My personal highlight was Neil Faulkner's nothing-if-not-ambitious 'A brief history of the world', which provided a succinct outline of a marxist method for understanding history and gave a broad-sweep overview of the big historical transformations in human history. Neil is an archaeologist and historian, whose long-running 'A Marxist History of the World' series is one of our website's greatest assets.

The most engaging discussion was perhaps in Kate Connelly's session 'From suffragettes to slutwalk', drawing out a range of issues both historical and contemporary. This session - like 'A brief history of the world' - was actually repeated in an additional space (booked at short notice) to accommodate the larger-than-expected attendance.

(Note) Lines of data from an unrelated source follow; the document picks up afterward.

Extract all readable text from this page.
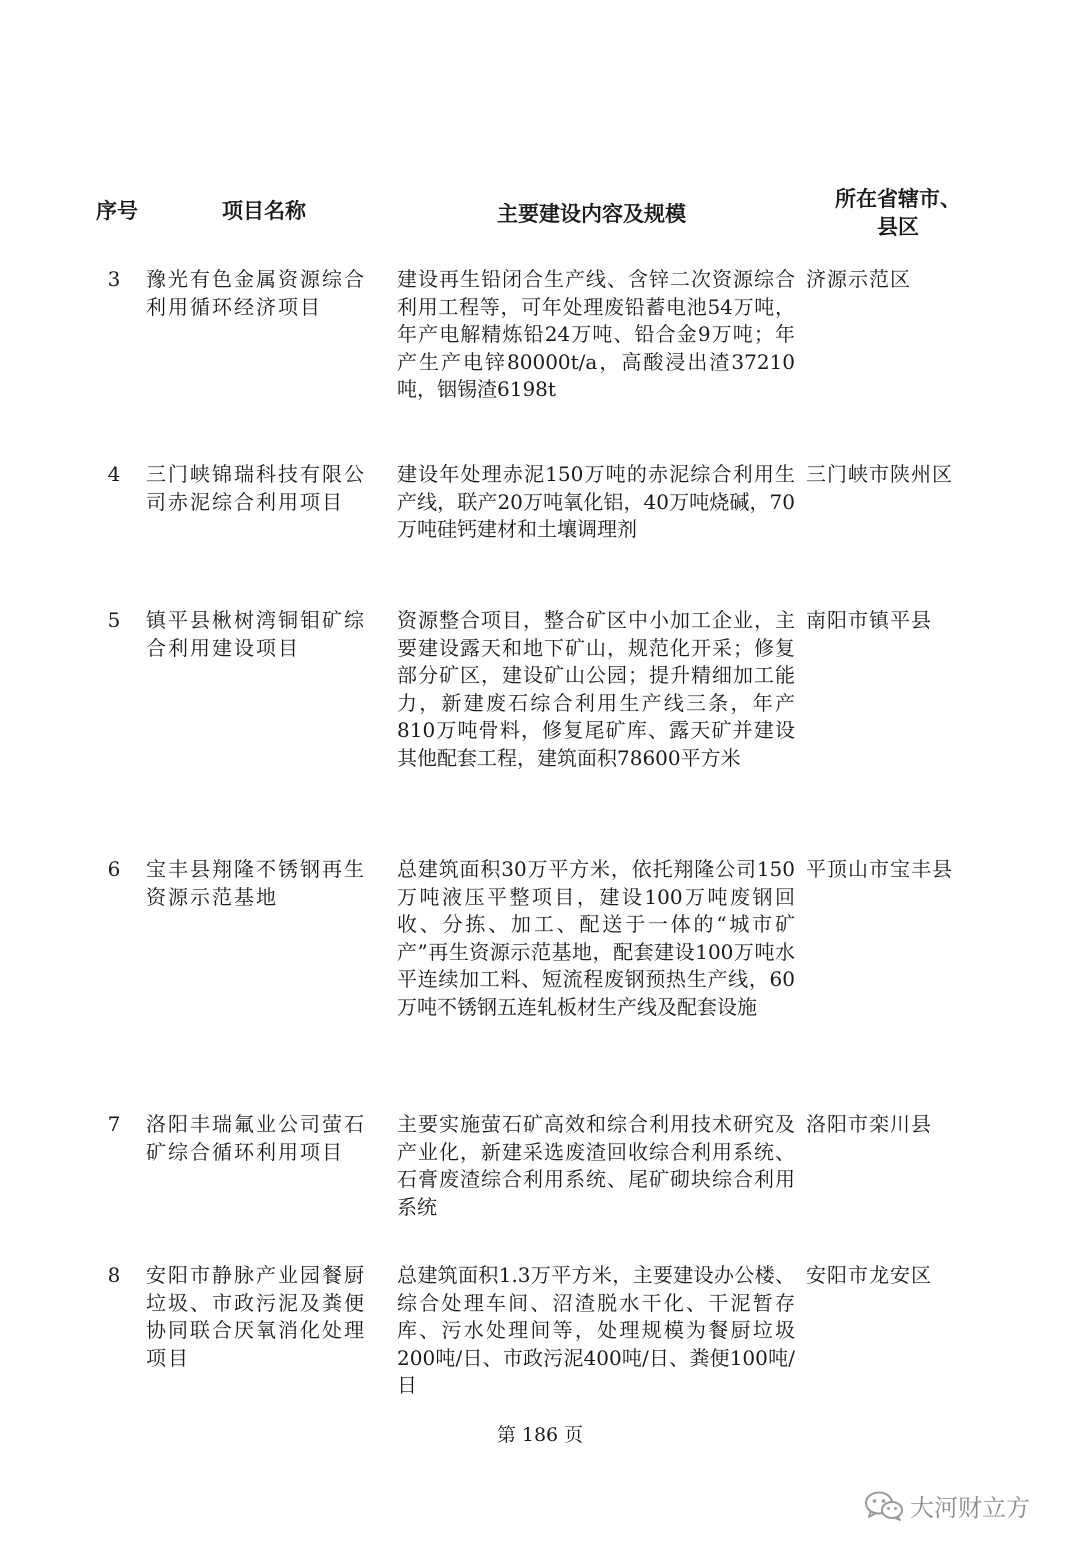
序号	项目名称	主要建设内容及规模
所在省辖市、
县区
3 豫光有色金属资源综合利用循环经济项目
建设再生铅闭合生产线、含锌二次资源综合利用工程等，可年处理废铅蓄电池54万吨，年产电解精炼铅24万吨、铅合金9万吨；年产生产电锌80000t/a，高酸浸出渣37210吨，铟锡渣6198t
济源示范区
4 三门峡锦瑞科技有限公司赤泥综合利用项目
建设年处理赤泥150万吨的赤泥综合利用生产线，联产20万吨氧化铝，40万吨烧碱，70万吨硅钙建材和土壤调理剂
三门峡市陕州区
5 镇平县楸树湾铜钼矿综合利用建设项目
资源整合项目，整合矿区中小加工企业，主要建设露天和地下矿山，规范化开采；修复部分矿区，建设矿山公园；提升精细加工能力，新建废石综合利用生产线三条，年产810万吨骨料，修复尾矿库、露天矿并建设其他配套工程，建筑面积78600平方米
南阳市镇平县
6 宝丰县翔隆不锈钢再生资源示范基地
总建筑面积30万平方米，依托翔隆公司150万吨液压平整项目，建设100万吨废钢回收、分拣、加工、配送于一体的“城市矿产”再生资源示范基地，配套建设100万吨水平连续加工料、短流程废钢预热生产线，60万吨不锈钢五连轧板材生产线及配套设施
平顶山市宝丰县
7 洛阳丰瑞氟业公司萤石矿综合循环利用项目
主要实施萤石矿高效和综合利用技术研究及产业化，新建采选废渣回收综合利用系统、石膏废渣综合利用系统、尾矿砌块综合利用系统
洛阳市栾川县
8 安阳市静脉产业园餐厨垃圾、市政污泥及粪便协同联合厌氧消化处理项目
总建筑面积1.3万平方米，主要建设办公楼、综合处理车间、沼渣脱水干化、干泥暂存库、污水处理间等，处理规模为餐厨垃圾200吨/日、市政污泥400吨/日、粪便100吨/日
安阳市龙安区
第 186 页
大河财立方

The turnout at Neil's session - around a hundred - and the even bigger attendance, in the same space, at the 'in conversation' about Gramsci with Peter Thomas (facilitated by Nina Power) suggested an appetite for substantial, challenging topics. I was also impressed, generally, by the fact that discussion was genuinely thoughtful and inquiring - plenty of questions and contributions which felt like someone was thinking through the ideas.

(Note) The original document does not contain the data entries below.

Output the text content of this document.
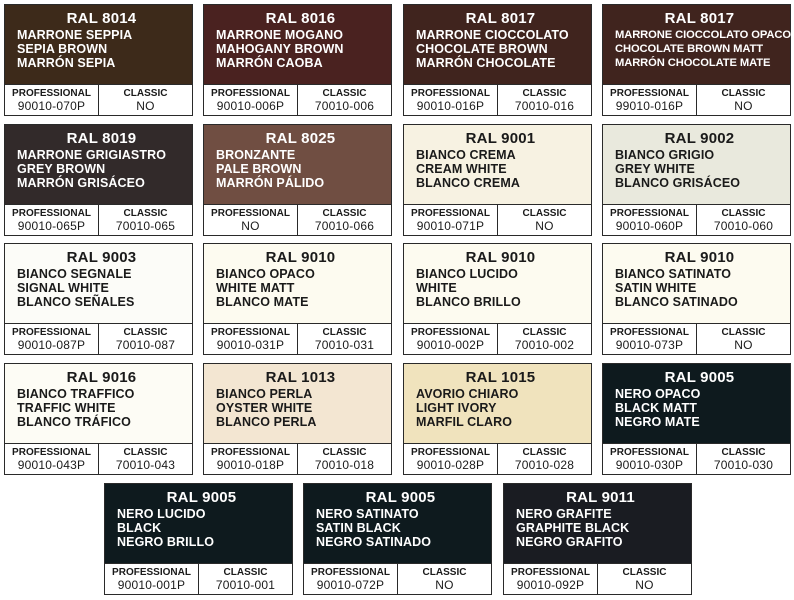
RAL 8014
MARRONE SEPPIA
SEPIA BROWN
MARRÓN SEPIA
PROFESSIONAL
90010-070P
CLASSIC
NO
RAL 8016
MARRONE MOGANO
MAHOGANY BROWN
MARRÓN CAOBA
PROFESSIONAL
90010-006P
CLASSIC
70010-006
RAL 8017
MARRONE CIOCCOLATO
CHOCOLATE BROWN
MARRÓN CHOCOLATE
PROFESSIONAL
90010-016P
CLASSIC
70010-016
RAL 8017
MARRONE CIOCCOLATO OPACO
CHOCOLATE BROWN MATT
MARRÓN CHOCOLATE MATE
PROFESSIONAL
99010-016P
CLASSIC
NO
RAL 8019
MARRONE GRIGIASTRO
GREY BROWN
MARRÓN GRISÁCEO
PROFESSIONAL
90010-065P
CLASSIC
70010-065
RAL 8025
BRONZANTE
PALE BROWN
MARRÓN PÁLIDO
PROFESSIONAL
NO
CLASSIC
70010-066
RAL 9001
BIANCO CREMA
CREAM WHITE
BLANCO CREMA
PROFESSIONAL
90010-071P
CLASSIC
NO
RAL 9002
BIANCO GRIGIO
GREY WHITE
BLANCO GRISÁCEO
PROFESSIONAL
90010-060P
CLASSIC
70010-060
RAL 9003
BIANCO SEGNALE
SIGNAL WHITE
BLANCO SEÑALES
PROFESSIONAL
90010-087P
CLASSIC
70010-087
RAL 9010
BIANCO OPACO
WHITE MATT
BLANCO MATE
PROFESSIONAL
90010-031P
CLASSIC
70010-031
RAL 9010
BIANCO LUCIDO
WHITE
BLANCO BRILLO
PROFESSIONAL
90010-002P
CLASSIC
70010-002
RAL 9010
BIANCO SATINATO
SATIN WHITE
BLANCO SATINADO
PROFESSIONAL
90010-073P
CLASSIC
NO
RAL 9016
BIANCO TRAFFICO
TRAFFIC WHITE
BLANCO TRÁFICO
PROFESSIONAL
90010-043P
CLASSIC
70010-043
RAL 1013
BIANCO PERLA
OYSTER WHITE
BLANCO PERLA
PROFESSIONAL
90010-018P
CLASSIC
70010-018
RAL 1015
AVORIO CHIARO
LIGHT IVORY
MARFIL CLARO
PROFESSIONAL
90010-028P
CLASSIC
70010-028
RAL 9005
NERO OPACO
BLACK MATT
NEGRO MATE
PROFESSIONAL
90010-030P
CLASSIC
70010-030
RAL 9005
NERO LUCIDO
BLACK
NEGRO BRILLO
PROFESSIONAL
90010-001P
CLASSIC
70010-001
RAL 9005
NERO SATINATO
SATIN BLACK
NEGRO SATINADO
PROFESSIONAL
90010-072P
CLASSIC
NO
RAL 9011
NERO GRAFITE
GRAPHITE BLACK
NEGRO GRAFITO
PROFESSIONAL
90010-092P
CLASSIC
NO
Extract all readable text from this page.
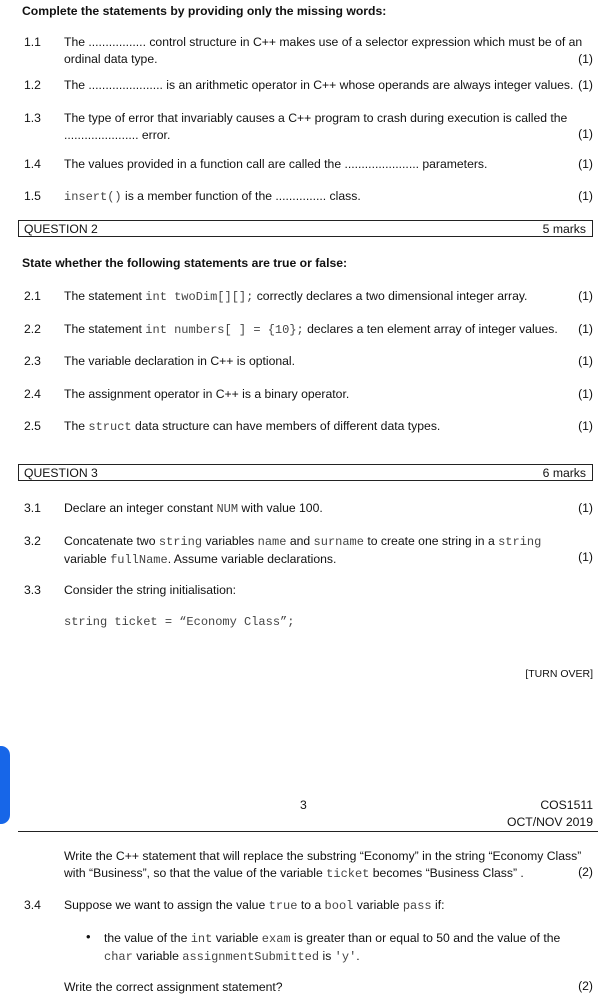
Complete the statements by providing only the missing words:
1.1 The ................. control structure in C++ makes use of a selector expression which must be of an
ordinal data type.	(1)
1.2 The ...................... is an arithmetic operator in C++ whose operands are always integer values. (1)
1.3 The type of error that invariably causes a C++ program to crash during execution is called the
...................... error.	(1)
1.4 The values provided in a function call are called the ...................... parameters.	(1)
1.5 insert() is a member function of the ............... class.	(1)
QUESTION 2	5 marks
State whether the following statements are true or false:
2.1 The statement int twoDim[][]; correctly declares a two dimensional integer array.	(1)
2.2 The statement int numbers[ ] = {10}; declares a ten element array of integer values. (1)
2.3 The variable declaration in C++ is optional.	(1)
2.4 The assignment operator in C++ is a binary operator.	(1)
2.5 The struct data structure can have members of different data types.	(1)
QUESTION 3	6 marks
3.1 Declare an integer constant NUM with value 100.	(1)
3.2 Concatenate two string variables name and surname to create one string in a string
variable fullName. Assume variable declarations.	(1)
3.3 Consider the string initialisation:
string ticket = “Economy Class”;
[TURN OVER]
3	COS1511
OCT/NOV 2019
Write the C++ statement that will replace the substring “Economy” in the string “Economy Class”
with “Business”, so that the value of the variable ticket becomes “Business Class” .	(2)
3.4 Suppose we want to assign the value true to a bool variable pass if:
• the value of the int variable exam is greater than or equal to 50 and the value of the
char variable assignmentSubmitted is 'y'.
Write the correct assignment statement?	(2)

I also attended 'Internet - serving the revolution?' and the 'war on terror' session, both of which were serious engagements with changing realities, illuminating the need to apply ideas to new circumstances. The latter also benefited from Stop the War Chair Jeremy Corbyn offering a potted history of imperialism, putting its current phase in a longer-term context. I made a contribution in the discussion myself, responding to someone arguing that 'direct action' not mass mobilisations is the way to stop wars.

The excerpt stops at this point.